EX-5.1 2 exh_51.htm EXHIBIT 5.1 exh_51.htm
EXHIBIT 5.1

November 25, 2014

Proteon Therapeutics, Inc.
200 West Street
Waltham, MA 02451

Re:
Registration Statement on Form S-8
 
Ladies and Gentlemen:
 
We have acted as counsel for Proteon Therapeutics, Inc., a Delaware corporation (the “Company”), in connection with the Company’s Registration Statement on Form S-8 to be filed with the Securities and Exchange Commission on or about November 25, 2014 (the “Registration Statement”).
 
The Registration Statement covers the registration of an aggregate of 1,947,141 shares (the “Shares”) of the Company’s common stock, $0.001 par value per share, that are subject to issuance by the Company pursuant to the Company’s 2014 Equity Incentive Plan, 2014 Employee Stock Purchase Plan and Amended and Restated 2006 Equity Incentive Plan (each, a “Plan”, and collectively, the “Plans”).
 
We have reviewed the corporate proceedings of the Company with respect to the authorization of the Plans and the issuance of the Shares thereunder.
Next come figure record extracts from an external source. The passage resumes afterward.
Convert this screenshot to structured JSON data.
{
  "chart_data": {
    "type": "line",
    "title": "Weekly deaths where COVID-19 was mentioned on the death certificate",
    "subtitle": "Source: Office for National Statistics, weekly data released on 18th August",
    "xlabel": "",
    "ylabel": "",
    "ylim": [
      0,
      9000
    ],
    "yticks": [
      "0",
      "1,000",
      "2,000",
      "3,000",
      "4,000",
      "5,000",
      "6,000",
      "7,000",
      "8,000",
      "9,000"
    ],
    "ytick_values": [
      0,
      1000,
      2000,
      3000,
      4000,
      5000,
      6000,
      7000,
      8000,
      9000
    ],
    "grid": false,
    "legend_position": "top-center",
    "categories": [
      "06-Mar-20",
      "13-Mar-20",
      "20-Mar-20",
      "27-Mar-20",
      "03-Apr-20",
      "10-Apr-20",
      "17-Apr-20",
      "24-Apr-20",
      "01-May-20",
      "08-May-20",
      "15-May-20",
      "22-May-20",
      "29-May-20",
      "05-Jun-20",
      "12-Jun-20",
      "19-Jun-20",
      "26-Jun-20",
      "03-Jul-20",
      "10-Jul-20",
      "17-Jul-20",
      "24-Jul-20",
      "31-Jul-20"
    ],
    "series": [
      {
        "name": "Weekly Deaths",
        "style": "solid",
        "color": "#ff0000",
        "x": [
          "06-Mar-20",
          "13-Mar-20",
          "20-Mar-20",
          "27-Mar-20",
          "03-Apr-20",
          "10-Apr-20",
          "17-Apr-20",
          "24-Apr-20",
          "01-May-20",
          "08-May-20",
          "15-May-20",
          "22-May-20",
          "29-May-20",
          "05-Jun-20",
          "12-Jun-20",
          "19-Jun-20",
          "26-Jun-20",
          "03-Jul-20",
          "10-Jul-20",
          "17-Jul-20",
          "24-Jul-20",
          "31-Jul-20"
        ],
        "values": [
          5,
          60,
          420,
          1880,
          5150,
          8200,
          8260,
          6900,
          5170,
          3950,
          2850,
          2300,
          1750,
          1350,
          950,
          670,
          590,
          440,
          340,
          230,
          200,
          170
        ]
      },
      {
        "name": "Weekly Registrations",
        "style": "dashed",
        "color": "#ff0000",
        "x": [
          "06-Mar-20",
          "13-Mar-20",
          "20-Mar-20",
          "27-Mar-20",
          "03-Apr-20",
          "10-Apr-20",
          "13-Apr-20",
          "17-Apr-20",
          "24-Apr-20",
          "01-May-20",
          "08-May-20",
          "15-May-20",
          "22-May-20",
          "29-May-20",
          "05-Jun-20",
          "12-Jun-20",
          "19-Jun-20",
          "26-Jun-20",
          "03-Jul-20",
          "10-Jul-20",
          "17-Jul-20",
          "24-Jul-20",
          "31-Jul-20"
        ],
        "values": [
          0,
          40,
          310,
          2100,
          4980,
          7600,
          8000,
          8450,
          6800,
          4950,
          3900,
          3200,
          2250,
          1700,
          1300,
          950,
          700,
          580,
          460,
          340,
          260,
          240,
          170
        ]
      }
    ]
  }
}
We have also examined and relied upon originals or copies of such agreements, instruments, corporate records, certificates, and other documents as we have deemed necessary or appropriate as a basis for the opinions hereinafter expressed. In our examination, we have assumed the genuineness of all signatures, the conformity to the originals of all documents reviewed by us as copies, the authenticity and completeness of all original documents reviewed by us in original or copy form, and the legal competence of each individual executing any document. As to all matters of fact (including factual conclusions and characterizations and descriptions of purpose, intention or other state of mind), we have relied entirely upon certificates of officers of the Company, and have assumed, without independent inquiry, the accuracy of those certificates.
 
We further assume that all Shares issued pursuant to awards granted or to be granted pursuant to the Plans will be issued in accordance with the terms of the Plans and that the purchase price of the Shares will be greater than or equal to the par value per share of the Shares.
 
This opinion is limited solely to the Delaware General Corporation Law.
 
Based upon and subject to the foregoing, we are of the opinion that the Shares, when issued and sold in the manner referred to in the Plans and pursuant to the agreements that accompany the Plans, will be legally and validly issued, fully paid and nonassessable.
 
We hereby consent to the filing of this opinion as an exhibit to the Registration Statement.  In giving this consent, we do not admit that we are in the category of persons whose consent is required under Section 7 of the Act, or the rules and regulations promulgated thereunder.  In rendering the opinions set forth above, we are opining only as to the specific legal issues expressly set forth therein, and no opinion shall be inferred as to any other matter or matters.